# The Final Stages: Choosing, Training, and Deploying a Machine Learning Model

We’re nearing the finish line! **We’ve collected data**, **meticulously and thoughtfully prepared it**, gone through **the process of feature engineering as needed**, and are ready to choose, train, and deploy a model. When designing a Machine Learning solution for a real-world problem, it’s important to remember that the goal is not just to train a model to make accurate predictions on a representative dataset, but to train a model to make accurate predictions on data points seen in the field. A good dataset and an impressive Machine Learning model by no means guarantee good performance in production. In this blog, we will outline the major steps in selecting, training, and deploying a robust machine learning solution.
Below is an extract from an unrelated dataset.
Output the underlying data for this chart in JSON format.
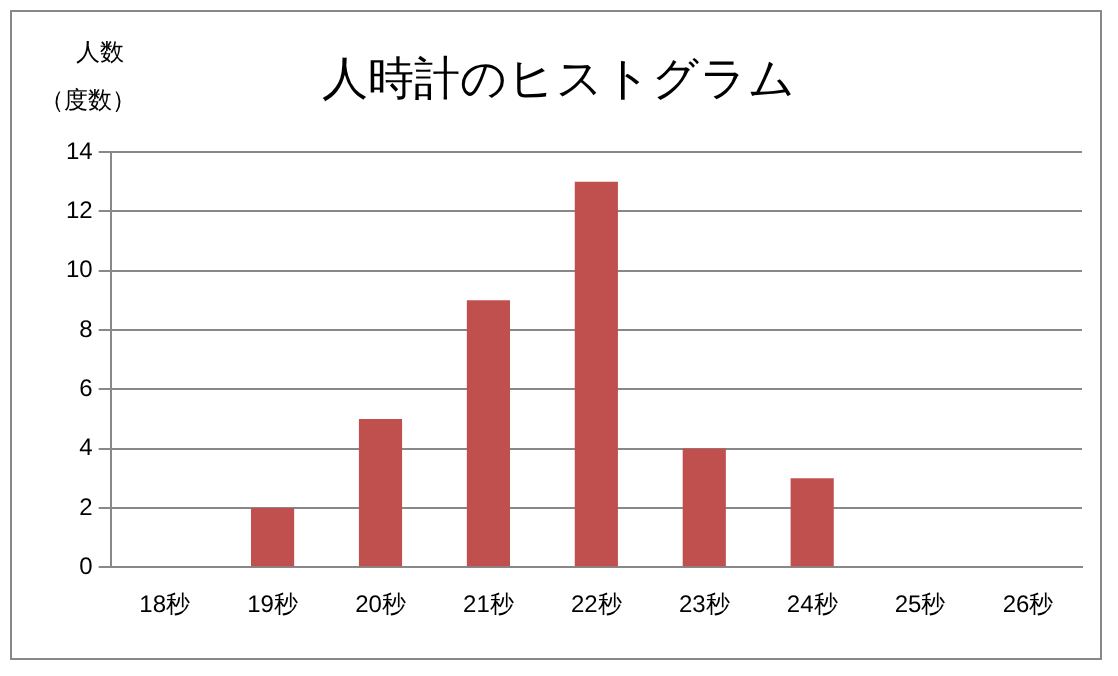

**Classical Machine Learning vs Deep Learning**

Before jumping in to model selection, training, and deployment, it’s important to distinguish between two often conflated terms. In the traditional sense, Machine Learning is a set of algorithms that ingest data, parse it, learn from it, and apply the learnings to make data-driven decisions. Due to the popularity of Deep Learning, Deep Learning and Machine Learning have become synonymous with each other, however, the two terms are not synonyms. Deep Learning algorithms are extremely data hungry and generally require high-end GPUs. Additionally, classical ML algorithms like Regression, **Support Vector Machines** (SVMs) and **Random Forests** are still very powerful techniques that can be used for solving complex real-world problems. While determining which route to take, we have to consider 3 major factors:

**Amount of training data:** Deep Learning algorithms outperform classical ML algorithms if the amount of training data is large enough. With smaller available datasets, classical ML algorithms are preferred.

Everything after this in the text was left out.